Penn moved to New York to attend Fordham, where he studied painting and writing, graduating in 2015. “I took my first playwriting class there, and studied with professors who urged me to continue writing and helped me finish my first play,” he said.
Penn honed his craft studying with the renowned professors in the theater department’s playwriting concentration—including Tony winner David Henry Hwang, Lynn Nottage, a two-time Pulitzer Prize winner, as well as Charles Mee, Anne Bogart and Arnold Aronson. He also “did a lot of everything else” — acting, taking photos of productions, managing props and designing costumes.
“I got into Columbia with the first play I ever wrote, so I never had anything of my own produced,” said Penn. “My work is a product of this school.”

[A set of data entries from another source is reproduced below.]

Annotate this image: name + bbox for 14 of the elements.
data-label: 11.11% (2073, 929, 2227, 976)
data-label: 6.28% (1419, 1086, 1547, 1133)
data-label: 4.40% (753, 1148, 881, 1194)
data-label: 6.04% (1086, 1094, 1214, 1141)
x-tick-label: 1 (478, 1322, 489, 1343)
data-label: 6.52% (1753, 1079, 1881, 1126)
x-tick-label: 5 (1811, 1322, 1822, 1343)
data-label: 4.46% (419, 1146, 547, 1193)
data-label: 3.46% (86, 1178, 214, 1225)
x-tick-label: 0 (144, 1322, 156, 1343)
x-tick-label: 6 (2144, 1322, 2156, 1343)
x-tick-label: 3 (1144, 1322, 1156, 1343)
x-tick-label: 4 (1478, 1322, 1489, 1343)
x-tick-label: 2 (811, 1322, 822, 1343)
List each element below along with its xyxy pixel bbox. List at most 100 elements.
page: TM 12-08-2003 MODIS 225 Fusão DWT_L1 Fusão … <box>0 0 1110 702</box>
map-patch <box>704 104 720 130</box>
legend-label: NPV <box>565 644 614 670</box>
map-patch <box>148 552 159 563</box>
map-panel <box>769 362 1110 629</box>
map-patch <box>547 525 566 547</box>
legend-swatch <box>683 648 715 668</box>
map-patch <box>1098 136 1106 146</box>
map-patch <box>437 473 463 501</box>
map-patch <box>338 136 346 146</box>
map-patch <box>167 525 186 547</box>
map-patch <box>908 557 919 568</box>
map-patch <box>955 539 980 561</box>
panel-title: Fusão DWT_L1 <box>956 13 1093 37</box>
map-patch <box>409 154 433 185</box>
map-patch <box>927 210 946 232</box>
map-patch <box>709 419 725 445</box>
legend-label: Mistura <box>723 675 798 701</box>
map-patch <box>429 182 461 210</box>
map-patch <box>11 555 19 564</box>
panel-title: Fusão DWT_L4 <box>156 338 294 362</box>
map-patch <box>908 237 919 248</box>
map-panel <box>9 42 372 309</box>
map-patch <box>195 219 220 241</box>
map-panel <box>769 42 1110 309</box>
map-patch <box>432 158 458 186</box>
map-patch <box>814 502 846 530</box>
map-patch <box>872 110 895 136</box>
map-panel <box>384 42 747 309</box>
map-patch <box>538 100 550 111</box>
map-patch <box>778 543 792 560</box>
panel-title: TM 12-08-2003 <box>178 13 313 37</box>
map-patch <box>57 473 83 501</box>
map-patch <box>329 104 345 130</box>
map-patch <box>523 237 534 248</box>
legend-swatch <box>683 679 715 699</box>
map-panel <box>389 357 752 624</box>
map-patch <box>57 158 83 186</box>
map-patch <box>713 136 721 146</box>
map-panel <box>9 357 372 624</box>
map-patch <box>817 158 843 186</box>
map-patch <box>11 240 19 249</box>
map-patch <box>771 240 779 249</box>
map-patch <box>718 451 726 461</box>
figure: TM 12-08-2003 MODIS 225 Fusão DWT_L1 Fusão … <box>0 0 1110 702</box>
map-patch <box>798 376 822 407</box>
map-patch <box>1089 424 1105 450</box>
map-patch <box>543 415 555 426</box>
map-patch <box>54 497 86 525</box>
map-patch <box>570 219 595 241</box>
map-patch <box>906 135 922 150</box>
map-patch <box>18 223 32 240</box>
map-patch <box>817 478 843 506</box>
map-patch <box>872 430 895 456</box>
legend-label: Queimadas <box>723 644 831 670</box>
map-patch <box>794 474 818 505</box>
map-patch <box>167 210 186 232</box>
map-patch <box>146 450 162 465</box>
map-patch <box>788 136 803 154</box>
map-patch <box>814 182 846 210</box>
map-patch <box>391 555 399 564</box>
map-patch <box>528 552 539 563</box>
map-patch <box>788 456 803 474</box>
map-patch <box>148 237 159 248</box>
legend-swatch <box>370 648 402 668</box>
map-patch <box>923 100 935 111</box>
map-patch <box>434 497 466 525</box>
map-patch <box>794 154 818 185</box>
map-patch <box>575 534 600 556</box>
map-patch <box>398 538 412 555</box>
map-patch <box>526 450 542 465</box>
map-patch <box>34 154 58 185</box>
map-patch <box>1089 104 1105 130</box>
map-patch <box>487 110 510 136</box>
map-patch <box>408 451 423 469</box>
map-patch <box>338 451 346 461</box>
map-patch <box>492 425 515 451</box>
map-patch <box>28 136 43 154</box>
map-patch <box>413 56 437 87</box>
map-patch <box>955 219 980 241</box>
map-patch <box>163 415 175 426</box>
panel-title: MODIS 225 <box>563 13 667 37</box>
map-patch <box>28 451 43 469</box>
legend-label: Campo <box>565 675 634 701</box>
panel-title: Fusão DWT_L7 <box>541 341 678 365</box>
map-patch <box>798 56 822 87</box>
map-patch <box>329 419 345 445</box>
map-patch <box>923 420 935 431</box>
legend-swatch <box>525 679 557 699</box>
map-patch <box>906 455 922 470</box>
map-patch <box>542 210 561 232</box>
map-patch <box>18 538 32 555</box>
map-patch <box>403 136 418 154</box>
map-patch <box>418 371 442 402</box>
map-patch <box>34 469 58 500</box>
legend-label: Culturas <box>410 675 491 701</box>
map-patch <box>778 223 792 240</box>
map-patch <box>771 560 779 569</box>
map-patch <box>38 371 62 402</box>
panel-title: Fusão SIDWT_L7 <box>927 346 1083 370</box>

His thesis play, Into the Zone (A military comedy with enhanced interrogation techniques), directed by his wife, Ann Cooley, grew from a 20-minute in-class presentation to a full-length workshop piece, which had a production translated into Mandarin in Shanghai in December, where Penn was a visiting artist at the Shanghai Theatre Academy. There will be an Equity showcase production this month at the Signature Theatre in New York during the annual School of the Arts graduating playwrights’ New Plays Festival.
“Gordon Penn came into our program as an older student, having lived several lives before deciding to become a dramatist,” said Hwang, head of the playwriting concentration at School of the Arts. “He soon emerged as a leader among his peers, while creating bold, innovative work drawing on his life experiences, particularly as a member of the U.S. military. Gordon has shown that artistry can come to fruition at any age.”
After graduation, Penn hopes to take Into the Zone to the Edinburgh Fringe Festival and, among other projects, is the libretto military consultant and assistant costume designer for Hwang’s new opera, An American Soldier, which opens at the Opera Theatre of Saint Louis in June.